To illustrate the main findings of their research, the authors successfully weave in extracts from the diaries. By using these real-life illustrations, the book avoids being just a dry analysis of balance sheets and cash-flow statements, and the reader is helped to understand the motivations behind the financial strategies adopted.
What is clear from the portfolios is that a small income is only part of the challenge for poor households. It is the fact that their income is also irregular, often patched together from a variety of different unpredictable sources, which makes financial management so problematic. The research findings illustrate how inventive poor families have to be in order to ensure that there is food on the table every day, even on days when no money has come in. The financial tools that they use to achieve this turn out to be remarkably similar across India, Bangladesh, and South Africa.
One of the most common resources was an informal savings club. The clubs took many different forms but were typically a group of neighbours, friends, or work colleagues who had got together to save small amounts of money that would be disbursed as lump sums among the group at a later pre-agreed date. We meet Pumza, who sold sheep's intestines in a township near Cape Town. She belonged to eight different savings clubs. This was not untypical. Each one served a different financial purpose and enabled her to spread the risk.
But savings clubs were often unreliable and fell apart when members could not keep up with their payments.

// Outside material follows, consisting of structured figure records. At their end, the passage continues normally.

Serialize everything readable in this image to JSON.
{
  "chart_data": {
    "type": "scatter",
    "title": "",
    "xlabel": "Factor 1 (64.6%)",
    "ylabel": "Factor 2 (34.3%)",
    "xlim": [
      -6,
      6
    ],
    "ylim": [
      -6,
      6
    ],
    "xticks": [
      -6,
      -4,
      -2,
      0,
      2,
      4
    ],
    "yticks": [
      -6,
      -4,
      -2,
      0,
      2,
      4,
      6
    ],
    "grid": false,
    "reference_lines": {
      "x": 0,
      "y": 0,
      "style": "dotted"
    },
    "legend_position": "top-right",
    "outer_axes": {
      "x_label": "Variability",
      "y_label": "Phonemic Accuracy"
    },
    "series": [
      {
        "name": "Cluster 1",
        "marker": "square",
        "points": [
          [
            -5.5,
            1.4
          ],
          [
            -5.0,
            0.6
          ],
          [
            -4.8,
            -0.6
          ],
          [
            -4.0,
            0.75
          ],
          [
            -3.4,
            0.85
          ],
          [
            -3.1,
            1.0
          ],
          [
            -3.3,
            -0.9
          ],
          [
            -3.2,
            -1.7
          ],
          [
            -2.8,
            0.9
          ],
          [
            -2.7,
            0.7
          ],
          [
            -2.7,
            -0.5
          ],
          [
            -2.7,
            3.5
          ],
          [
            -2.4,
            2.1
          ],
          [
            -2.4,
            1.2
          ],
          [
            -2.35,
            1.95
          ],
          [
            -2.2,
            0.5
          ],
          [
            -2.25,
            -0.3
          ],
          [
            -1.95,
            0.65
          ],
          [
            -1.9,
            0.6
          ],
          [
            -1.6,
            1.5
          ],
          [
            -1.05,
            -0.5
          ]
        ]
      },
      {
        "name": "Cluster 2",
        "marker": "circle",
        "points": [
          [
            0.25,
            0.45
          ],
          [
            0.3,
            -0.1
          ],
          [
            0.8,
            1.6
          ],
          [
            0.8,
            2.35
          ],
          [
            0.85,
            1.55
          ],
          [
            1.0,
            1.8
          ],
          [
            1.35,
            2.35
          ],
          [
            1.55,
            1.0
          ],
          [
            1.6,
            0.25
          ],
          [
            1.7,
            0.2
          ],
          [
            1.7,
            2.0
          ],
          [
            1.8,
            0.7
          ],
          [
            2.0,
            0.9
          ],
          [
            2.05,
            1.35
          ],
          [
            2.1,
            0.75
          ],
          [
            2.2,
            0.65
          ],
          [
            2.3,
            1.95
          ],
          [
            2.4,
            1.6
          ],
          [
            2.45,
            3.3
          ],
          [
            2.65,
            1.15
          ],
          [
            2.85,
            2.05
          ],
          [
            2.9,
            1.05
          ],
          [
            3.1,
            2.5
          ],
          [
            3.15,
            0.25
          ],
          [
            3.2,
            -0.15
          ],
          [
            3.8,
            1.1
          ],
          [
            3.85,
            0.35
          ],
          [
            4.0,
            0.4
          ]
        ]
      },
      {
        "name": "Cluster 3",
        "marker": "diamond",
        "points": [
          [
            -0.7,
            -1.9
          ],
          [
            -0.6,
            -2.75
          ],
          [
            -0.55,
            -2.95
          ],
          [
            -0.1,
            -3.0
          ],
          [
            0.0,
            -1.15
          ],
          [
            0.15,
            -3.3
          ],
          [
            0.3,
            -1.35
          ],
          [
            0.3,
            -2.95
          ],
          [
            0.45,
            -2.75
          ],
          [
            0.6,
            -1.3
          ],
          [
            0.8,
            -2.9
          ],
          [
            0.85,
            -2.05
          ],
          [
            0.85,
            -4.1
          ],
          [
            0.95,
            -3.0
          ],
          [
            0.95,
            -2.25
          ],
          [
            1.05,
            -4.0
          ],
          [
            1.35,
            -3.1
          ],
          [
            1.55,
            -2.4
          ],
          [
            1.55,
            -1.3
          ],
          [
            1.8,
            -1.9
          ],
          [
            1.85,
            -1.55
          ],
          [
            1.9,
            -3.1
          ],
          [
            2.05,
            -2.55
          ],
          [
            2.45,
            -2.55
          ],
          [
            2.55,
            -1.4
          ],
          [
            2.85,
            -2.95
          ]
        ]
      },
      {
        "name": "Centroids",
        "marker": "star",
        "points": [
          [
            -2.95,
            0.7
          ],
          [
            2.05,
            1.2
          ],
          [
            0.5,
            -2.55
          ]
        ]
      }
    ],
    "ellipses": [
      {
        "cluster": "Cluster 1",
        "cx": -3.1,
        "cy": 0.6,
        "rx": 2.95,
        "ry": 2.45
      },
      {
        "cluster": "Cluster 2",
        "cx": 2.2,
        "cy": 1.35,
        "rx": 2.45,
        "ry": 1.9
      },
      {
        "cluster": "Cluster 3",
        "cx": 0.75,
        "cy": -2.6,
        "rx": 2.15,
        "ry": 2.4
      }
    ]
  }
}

Migrants from rural areas without family or friends in their new urban homes found that without a track record it was difficult to find clubs that would accept them as members. The authors' message to microfinance institutions is that households do need to have access to more reliable ways to save and borrow money, but what they are looking for is the provision of financial services that closely match their actual cash flows and needs. However, it is also clear that households want to spread their risk by accessing a variety of formal, semi-formal, and informal financial facilities.
A limitation of the book is its geographical spread. There are no diaries, for instance, from Latin America. Two of the countries chosen are from the same continent, and South Africa with its developed economy and stable government is not representative of the rest of Africa. A series of financial diaries from one of the so-called fragile states, such as Democratic Republic of the Congo or Chad, where life is even more unpredictable and political institutions barely function, would provide useful insights into the financial lives of the so-called 'bottom billion'. Do they use similar mechanisms to manage even smaller and less reliable incomes?
Poverty is a complex phenomenon and is determined by more than a mere lack of income. The financial diaries, although primarily designed to examine the financial lives of poor households, also give a compelling insight into the reality of what it means to be poor. Through the family profiles we learn how precarious and insecure their lives can be.
Reducing poverty is one of the world's most intractable problems, and it is important that policy makers develop poverty-reduction strategies that reinforce rather than undermine the structures that the poor themselves have put in place to make the most of their meagre incomes. This book makes an important contribution to understanding how creative but also fragile those mechanisms are.